3 Costly Mistakes Real Estate Investors Can Avoid

3 Costly Mistakes Real Estate Investors Can Avoid

By: Julia M. Wei, Esq.

Whether you are purchasing your first home or your 100th foreclosure, a real estate purchase in California is a significant investment.  As real estate litigators, we frequently see some recurring themes in real estate transactions that could have been avoided.

1.       Failure To Read the Disclosures

2.       Failure to Assess Property Conditions

3.       Failure to Review the Preliminary Report

4.       BONUS - HOA – Failure to Anticipate Special Assessments



California has a mandatory disclosure requirement in the form of the Transfer Disclosure Statement.  Additionally, many listing agents will often have the sellers also complete the Supplemental disclosure.  The California Association of Realtors offers the Supplemental Statutory and Contractual Disclosures (“SSD”) which gives the seller an opportunity to enumerate on other issues affecting the property, such as insurance claims or matters affecting title, and also the Seller Property Questionnaire (“SPQ”), which is lengthier. The SPQ asks about mold, pets or other animals on the property, boundary issues and many other property related issues. 

Sample Forms provided by CAR –

SSD -  http://www.car.org/media/pdf/legal/ssd-11-09/

SPQ - http://www.car.org/media/pdf/legal/358056/

Very few transfers are exempt from the TDS requirement, however sales of new homes as part of a subdivision, trustee sales, tax sales and foreclosure sales are exempt.

Examples of costly items that can be found in disclosures:

a)      Neighbor issues – misplaced fenceline, noise or other nuisance.

b)      Property conditions – prior repairs, water leaks, mold, rat infestation

c)       Changing neighborhood – high speed rail, nearby construction

d)      Hazards – underground and environmental issues




Not every seller discloses everything.  However, in today’s market with the fast turnaround times, a prospective buyer often sees the property at an open house over the weekend, receives disclosures on Monday, drafts an offer with their agent on Tuesday and may be in contract by Wednesday.  Often that leaves little time for additional inspections as the seller has often already prepared a disclosure report that includes a property inspection and/or roof inspection. 

The buyer should consider leaving in an inspection contingency to continue his or her investigation and obtain specialty reports for things like foundation inspections and septic inspections.
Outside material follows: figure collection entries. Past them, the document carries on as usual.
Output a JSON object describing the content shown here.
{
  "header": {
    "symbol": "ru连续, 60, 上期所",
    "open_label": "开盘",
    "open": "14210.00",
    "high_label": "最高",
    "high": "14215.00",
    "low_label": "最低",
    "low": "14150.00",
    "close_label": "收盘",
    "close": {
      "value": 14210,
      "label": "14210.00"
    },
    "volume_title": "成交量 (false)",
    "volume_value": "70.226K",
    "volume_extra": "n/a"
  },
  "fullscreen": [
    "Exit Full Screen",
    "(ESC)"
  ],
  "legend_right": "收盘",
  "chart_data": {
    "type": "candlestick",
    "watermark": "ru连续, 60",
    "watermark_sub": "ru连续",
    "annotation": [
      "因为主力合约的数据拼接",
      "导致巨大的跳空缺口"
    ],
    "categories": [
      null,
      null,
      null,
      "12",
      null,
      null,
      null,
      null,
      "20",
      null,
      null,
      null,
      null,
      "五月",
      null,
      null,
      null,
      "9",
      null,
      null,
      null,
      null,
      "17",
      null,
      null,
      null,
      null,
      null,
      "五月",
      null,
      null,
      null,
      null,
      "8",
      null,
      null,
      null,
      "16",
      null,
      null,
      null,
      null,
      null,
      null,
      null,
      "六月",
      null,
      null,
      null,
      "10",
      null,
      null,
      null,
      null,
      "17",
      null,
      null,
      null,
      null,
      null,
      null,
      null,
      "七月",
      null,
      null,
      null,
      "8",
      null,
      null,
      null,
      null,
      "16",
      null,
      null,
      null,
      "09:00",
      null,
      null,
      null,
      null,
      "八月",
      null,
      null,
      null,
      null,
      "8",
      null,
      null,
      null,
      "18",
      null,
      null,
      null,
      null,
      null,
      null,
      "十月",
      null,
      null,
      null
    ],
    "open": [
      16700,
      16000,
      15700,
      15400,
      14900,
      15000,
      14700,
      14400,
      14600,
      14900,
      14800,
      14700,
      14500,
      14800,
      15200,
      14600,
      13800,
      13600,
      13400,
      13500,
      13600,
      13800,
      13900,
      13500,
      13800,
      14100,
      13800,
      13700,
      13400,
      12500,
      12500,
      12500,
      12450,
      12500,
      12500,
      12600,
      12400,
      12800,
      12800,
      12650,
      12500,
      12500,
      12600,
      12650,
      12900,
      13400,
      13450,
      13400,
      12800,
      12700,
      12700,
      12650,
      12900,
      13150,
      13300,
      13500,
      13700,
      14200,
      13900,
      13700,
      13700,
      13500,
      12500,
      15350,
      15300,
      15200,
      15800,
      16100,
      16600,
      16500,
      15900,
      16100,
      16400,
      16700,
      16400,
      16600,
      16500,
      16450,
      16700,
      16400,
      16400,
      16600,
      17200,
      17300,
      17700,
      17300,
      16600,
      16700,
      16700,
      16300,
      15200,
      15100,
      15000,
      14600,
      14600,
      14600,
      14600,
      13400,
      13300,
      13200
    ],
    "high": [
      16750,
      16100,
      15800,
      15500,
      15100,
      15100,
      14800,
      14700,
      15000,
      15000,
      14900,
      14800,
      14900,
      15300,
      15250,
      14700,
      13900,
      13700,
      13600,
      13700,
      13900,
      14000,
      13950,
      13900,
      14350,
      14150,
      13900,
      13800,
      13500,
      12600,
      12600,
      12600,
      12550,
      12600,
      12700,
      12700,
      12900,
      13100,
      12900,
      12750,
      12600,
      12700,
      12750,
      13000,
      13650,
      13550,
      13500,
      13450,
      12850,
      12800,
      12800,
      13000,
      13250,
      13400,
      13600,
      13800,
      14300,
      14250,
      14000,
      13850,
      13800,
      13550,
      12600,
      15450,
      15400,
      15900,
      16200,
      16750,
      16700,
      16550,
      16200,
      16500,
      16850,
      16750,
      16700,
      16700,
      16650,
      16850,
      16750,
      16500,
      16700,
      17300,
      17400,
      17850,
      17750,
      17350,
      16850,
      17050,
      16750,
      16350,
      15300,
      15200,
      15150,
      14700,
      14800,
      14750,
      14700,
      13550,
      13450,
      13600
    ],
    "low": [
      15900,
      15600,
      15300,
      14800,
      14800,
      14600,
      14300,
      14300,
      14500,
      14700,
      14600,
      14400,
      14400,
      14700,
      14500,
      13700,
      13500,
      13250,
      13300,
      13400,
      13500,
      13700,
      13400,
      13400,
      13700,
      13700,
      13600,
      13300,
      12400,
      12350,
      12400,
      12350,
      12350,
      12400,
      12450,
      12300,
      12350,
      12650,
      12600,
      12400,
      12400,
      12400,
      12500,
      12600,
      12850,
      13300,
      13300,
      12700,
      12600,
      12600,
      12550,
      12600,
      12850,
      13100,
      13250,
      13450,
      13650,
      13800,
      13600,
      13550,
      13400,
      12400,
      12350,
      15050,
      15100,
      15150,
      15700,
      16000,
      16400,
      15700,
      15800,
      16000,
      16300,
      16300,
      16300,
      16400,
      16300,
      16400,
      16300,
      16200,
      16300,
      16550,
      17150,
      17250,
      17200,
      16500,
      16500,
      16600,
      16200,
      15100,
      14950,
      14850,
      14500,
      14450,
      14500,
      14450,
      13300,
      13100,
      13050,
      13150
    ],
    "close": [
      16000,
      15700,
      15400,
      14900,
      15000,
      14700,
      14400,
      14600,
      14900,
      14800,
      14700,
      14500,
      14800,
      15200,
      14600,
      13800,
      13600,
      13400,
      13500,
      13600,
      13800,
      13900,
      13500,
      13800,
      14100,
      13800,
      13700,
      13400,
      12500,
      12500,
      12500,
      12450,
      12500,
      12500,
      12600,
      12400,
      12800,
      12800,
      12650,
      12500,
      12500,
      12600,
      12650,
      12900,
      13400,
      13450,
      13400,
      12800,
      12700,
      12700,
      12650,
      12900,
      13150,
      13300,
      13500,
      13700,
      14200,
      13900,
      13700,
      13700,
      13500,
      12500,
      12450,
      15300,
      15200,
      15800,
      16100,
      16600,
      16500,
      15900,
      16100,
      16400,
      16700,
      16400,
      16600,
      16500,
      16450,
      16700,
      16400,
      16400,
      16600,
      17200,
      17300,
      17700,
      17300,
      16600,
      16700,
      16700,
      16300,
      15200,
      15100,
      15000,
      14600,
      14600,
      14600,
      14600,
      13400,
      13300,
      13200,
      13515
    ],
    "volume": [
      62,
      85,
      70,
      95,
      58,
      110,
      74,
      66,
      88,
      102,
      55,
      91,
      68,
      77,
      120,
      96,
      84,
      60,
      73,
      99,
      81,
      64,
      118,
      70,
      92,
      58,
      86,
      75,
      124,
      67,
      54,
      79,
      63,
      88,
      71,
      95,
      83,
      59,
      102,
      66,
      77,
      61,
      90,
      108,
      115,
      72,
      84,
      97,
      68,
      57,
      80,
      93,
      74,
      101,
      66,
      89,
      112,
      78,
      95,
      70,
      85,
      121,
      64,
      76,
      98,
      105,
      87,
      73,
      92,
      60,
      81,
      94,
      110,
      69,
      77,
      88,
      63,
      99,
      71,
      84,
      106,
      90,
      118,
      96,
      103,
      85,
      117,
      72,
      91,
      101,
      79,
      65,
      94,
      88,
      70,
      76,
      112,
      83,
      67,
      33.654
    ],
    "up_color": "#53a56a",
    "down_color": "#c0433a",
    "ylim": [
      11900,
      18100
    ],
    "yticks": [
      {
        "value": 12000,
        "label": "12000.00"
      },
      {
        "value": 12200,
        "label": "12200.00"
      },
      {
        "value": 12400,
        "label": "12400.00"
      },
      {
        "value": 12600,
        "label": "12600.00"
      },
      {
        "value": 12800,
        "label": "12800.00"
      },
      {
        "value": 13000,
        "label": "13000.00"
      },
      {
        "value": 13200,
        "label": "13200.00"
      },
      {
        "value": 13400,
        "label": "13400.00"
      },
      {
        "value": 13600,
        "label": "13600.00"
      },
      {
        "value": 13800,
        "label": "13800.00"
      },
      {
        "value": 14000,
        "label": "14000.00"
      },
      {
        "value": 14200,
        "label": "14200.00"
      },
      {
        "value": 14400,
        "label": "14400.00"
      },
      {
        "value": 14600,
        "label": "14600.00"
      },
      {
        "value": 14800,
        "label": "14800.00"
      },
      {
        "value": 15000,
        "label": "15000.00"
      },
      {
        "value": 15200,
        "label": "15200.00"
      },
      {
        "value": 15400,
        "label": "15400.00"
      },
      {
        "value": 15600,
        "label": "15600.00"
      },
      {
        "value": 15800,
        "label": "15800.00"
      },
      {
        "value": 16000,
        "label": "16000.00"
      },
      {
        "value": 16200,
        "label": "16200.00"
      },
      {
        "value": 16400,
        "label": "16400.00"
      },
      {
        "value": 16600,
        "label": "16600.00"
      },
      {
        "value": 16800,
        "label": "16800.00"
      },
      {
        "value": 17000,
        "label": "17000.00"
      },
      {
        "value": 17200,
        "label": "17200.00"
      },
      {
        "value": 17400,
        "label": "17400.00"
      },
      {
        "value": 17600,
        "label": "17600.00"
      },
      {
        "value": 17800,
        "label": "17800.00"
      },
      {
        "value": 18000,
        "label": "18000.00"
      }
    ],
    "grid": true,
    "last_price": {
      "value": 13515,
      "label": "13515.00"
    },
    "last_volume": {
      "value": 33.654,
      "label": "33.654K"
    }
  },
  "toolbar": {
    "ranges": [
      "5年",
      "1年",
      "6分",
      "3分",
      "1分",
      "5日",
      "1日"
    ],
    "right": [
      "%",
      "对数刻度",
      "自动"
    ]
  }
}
While buyers are often told that their offer looks less competitive, the value that comes from having an additional inspection, such as a foundation inspection, could save the buyer potentially many thousands of dollars in repairs.

A further inspection could reveal issues with unpermitted or nonconforming structures, such as a sun room having an non-compliant foundation. 

Neighbor interviews are also good ways to learn about characteristics of the school that may not have been in the disclosures.  Perhaps there is a school nearby and morning traffic is a gridlock.  Perhaps there is a church nearby and they have a conditional use permit to double park on Sunday mornings.  None of these may be deal killers for the buyer, but having more data gives the buyer more ability to assess one property when compared with another, or whether a further investigation is needed.



Though often referred to as a “title report” the title insurance industry is not actually providing you with a title report.  Instead, they are offering to insure your title subject to a long list of exclusions.  That means that if the title company has conducted a public record search and found items affecting your property, they will list those items and not insure any problems that arise from those items.

The preliminary report from the title company is often difficult to understand, especially if the property is a condominium or townhouse, or has a metes and bounds description.  Your real estate professional is not a surveyor and is not usually in a position to assess if the property’s legal description is accurate.  Also, the exclusions often include easements and liens such as judgments and mortgages.  Accordingly, your legal professional also may not be able to identify or talk about the effect of the seller’s PACE (or HERO) lien for their solar panels.

These documents often provide further questions to answer and often, consulting with the title officer, any attorney or surveyor or civil engineer may be the only way to definitely answer or assess the issues raised by the preliminary report and linked documents.



*** BONUS – HOA Issues

If you are purchasing a unit in a planned development, the Homeowner’s Association will usually provide a large package of documents.  Unfortunately, the buyer often only has a couple of days to review these items.  The documents should include a summary sheet and about whether any special assessments have been approved and the documents should also include the HOA minutes, bylaws and financials.

Those documents tell the buyer about the overall health and management of this community.  Failure to study these documents closely could lead to a rude awakening.  Perhaps the minutes note that the pool will be shut down for repairs for a long while.  Perhaps the minutes note that the driveways are in need of repair and that the Board will soon seek competitive bids.  Review of the financials may show the HOA has failed to reserve sufficient sums for major repairs and maintenance. 



A real estate purchase here in the San Francisco Bay Area is incredibly expensive.  Similarly, general contractors and other construction trades are in high demand and also costly to engage and difficult to schedule.  A significant repair can derail the investment potential when the investor is already running on narrow profit margins.  Taking the time to engage in the due diligence efforts above can save a buyer time and money and hassle.   A stitch in time saves nine.